Bem-vindos a Amsterdã. Vocês gostariam de olhar o cardápio ou preferem a
sugestão do chef?
Olhei
para o Joseph e ele, para mim.
—
A sugestão do chef parece ótima, mas a Demetria é vegetariana.
Eu
só havia falado disso com o Joseph uma vez, no dia em que nos conhecemos.
—
Isso não é problema — disse o garçom.
—
Beleza. E será que poderíamos tomar um pouco mais disso? — o Joe perguntou,
falando do champanhe.
—
Claro — respondeu nosso garçom. — Nós engarrafamos todas as estrelas esta
noite, jovens amigos. Ai, esse confete! — ele falou e deu uma espanada de leve
numa semente que havia pousado no meu ombro nu. — Há tempos não caíam tantos
assim. Estão em todo lugar. Isso é muito irritante.
O
garçom desapareceu. Ficamos olhando o confete caindo do céu, rolando pelo chão
com a brisa e terminando no canal.
—
É meio difícil de acreditar que alguém possa achar isso irritante — o Joseph
disse depois de um tempo.
—
As pessoas sempre acabam ficando insensíveis à beleza.
—
Eu ainda não fiquei insensível a você — ele retrucou, sorrindo. Fiquei
vermelha. — Obrigado por vir a Amsterdã.
—
Obrigada por me deixar sequestrar seu desejo — falei.
—
Obrigado por usar esse vestido que é, tipo, “uau”.
Balancei
a cabeça, tentando não sorrir. Eu não queria ser uma granada. Mas, para falar a
verdade, ele sabia o que estava fazendo, não sabia? Era uma questão de escolha
para ele também.
—
Ei, como termina aquele poema? — ele perguntou.
—
Hein?
—
Aquele que você recitou para mim no avião.
—
Ah, o “Prufrock”? Acaba assim: “Tardamos nas câmaras do mar / Junto às ondinas
com sua grinalda de algas rubras e castanhas / Até sermos acordados por vozes
humanas. E nos afogarmos.”
O
Joseph tirou um cigarro do maço e bateu com o filtro na mesa.
—
Essas estúpidas vozes humanas sempre estragando tudo.
O
garçom chegou com mais duas taças de champanhe e com o que chamou de “Aspargos
brancos belgas com infusão de lavanda”.
—
Eu também nunca tinha bebido champanhe — o Joe disse depois que o garçom se
afastou. — Caso você tenha ficado se perguntando isso, e tal. E também nunca
tinha comido aspargos brancos.
Eu
estava no meio da primeira garfada.
—
É fantástico — garanti.
Ele
deu uma garfada, engoliu.
—
Céus. Se os aspargos tivessem sempre esse gosto eu também seria vegetariano.
Algumas
pessoas num barco de madeira envernizada se aproximaram lá embaixo no canal.

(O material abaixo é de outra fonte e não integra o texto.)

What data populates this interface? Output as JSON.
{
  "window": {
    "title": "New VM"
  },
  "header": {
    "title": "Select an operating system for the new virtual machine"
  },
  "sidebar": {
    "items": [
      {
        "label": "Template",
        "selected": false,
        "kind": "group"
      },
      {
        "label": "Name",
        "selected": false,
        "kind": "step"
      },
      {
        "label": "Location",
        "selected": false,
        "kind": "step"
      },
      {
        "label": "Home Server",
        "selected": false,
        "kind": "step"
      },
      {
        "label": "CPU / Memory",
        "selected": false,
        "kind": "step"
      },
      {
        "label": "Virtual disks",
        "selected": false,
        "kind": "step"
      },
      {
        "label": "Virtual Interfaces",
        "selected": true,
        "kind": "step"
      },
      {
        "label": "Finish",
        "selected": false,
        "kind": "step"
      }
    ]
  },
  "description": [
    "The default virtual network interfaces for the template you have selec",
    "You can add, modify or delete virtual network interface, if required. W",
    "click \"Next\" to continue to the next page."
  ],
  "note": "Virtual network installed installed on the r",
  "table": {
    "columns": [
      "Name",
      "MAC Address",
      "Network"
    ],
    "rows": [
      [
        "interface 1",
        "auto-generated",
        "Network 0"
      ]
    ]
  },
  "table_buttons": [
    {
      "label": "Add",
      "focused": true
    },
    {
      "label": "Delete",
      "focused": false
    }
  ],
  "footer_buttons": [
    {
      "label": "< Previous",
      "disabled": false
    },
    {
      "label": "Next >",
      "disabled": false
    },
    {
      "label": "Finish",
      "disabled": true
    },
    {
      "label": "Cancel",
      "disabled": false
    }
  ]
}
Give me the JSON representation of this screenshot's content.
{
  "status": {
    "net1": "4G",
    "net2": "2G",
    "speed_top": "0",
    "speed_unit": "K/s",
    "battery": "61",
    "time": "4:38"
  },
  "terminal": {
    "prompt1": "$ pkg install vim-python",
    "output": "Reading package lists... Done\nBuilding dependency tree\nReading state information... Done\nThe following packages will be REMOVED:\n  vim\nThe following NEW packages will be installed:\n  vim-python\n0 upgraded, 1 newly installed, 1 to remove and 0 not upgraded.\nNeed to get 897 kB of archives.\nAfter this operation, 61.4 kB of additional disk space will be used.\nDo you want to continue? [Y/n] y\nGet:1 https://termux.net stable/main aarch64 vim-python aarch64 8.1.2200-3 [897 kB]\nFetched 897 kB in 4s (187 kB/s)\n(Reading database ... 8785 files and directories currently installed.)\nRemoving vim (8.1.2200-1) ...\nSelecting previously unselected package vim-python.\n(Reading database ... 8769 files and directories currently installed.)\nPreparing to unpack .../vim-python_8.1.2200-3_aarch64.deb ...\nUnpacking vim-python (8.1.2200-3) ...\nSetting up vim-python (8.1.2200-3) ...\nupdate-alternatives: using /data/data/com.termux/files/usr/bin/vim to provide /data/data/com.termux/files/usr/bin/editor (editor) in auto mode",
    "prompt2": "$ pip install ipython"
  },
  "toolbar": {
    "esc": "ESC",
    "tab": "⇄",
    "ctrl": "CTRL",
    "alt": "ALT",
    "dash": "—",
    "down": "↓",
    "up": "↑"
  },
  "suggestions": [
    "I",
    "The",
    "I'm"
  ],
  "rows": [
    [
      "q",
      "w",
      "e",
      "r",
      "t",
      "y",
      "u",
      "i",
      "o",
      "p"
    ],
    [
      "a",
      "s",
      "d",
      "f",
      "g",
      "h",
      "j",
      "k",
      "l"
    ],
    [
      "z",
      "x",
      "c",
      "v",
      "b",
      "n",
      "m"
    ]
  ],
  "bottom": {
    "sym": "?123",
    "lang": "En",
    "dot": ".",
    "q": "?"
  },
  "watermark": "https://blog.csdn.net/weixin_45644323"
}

Uma delas, uma loira de cabelos cacheados, com uns trinta anos, talvez, ergueu seu
copo de cerveja na nossa direção e gritou algo.
—
Nós não falamos holandês — o Joe gritou para ela.
Uma
das outras gritou uma tradução:
—
O casal bonito é bonito.
* *
*
A
comida era tão boa que a cada prato nossa conversa recaía em mais exaltações
fragmentadas daquela deliciosidade: “Eu quero que esse risoto de cenoura roxa
se transforme numa pessoa para que eu possa levá-la até Las Vegas e me casar
com ela.” “Sorbet de ervilha-de-cheiro, você é tão surpreendentemente
magnífico.” Queria estar com mais fome.
Depois
do nhoque de alho verde com folhas de mostarda vermelha, o garçom disse:
—
A sobremesa já está a caminho. Gostariam de beber mais estrelas antes?
Balancei
a cabeça negativamente. Duas taças eram o bastante para mim. O champanhe não
era exceção à minha alta resistência a calmantes e analgésicos; eu estava
alegre, mas não bêbada. E nem pretendia ficar. Noites como aquela não
aconteciam com frequência, e eu queria me lembrar dela.
—
Humm — falei depois que o garçom saiu, e o Joseph deu aquele sorriso torto,
olhando para um lado do canal enquanto eu olhava para o outro.
Nós
tínhamos muito o que ver, e por isso aquele silêncio não era estranho, de verdade,
mas eu queria que tudo fosse perfeito. E era perfeito, acho, só que dava a
impressão de que alguém tinha tentado encenar a Amsterdã da minha imaginação, o
que tornou mais difícil esquecer que aquele jantar, assim como a viagem em si,
eram um Privilégio do Câncer. Eu só queria que ficássemos conversando e rindo
confortavelmente, como fazíamos no sofá lá em casa, mas alguma tensão permeava
aquilo tudo.
—
Não é o terno que eu uso em enterros — ele disse após alguns minutos. — Quando
descobri que estava doente, eles me disseram que minha chance de cura era de
oitenta e cinco por cento. Sei que essa é uma probabilidade favorável, mas não
pude deixar de pensar que estava numa roleta-russa. Quer dizer, eu teria que
passar o maior sufoco por um tempo, de seis meses a um ano, e perder minha
perna, e, no fim, aquilo ainda assim poderia não funcionar, sabe?
—
Sei — falei, mesmo não sabendo.
Não
de verdade. Eu nunca fui outra coisa a não ser uma paciente terminal; todo o
meu tratamento tinha como objetivo estender a minha vida, e não curar o câncer.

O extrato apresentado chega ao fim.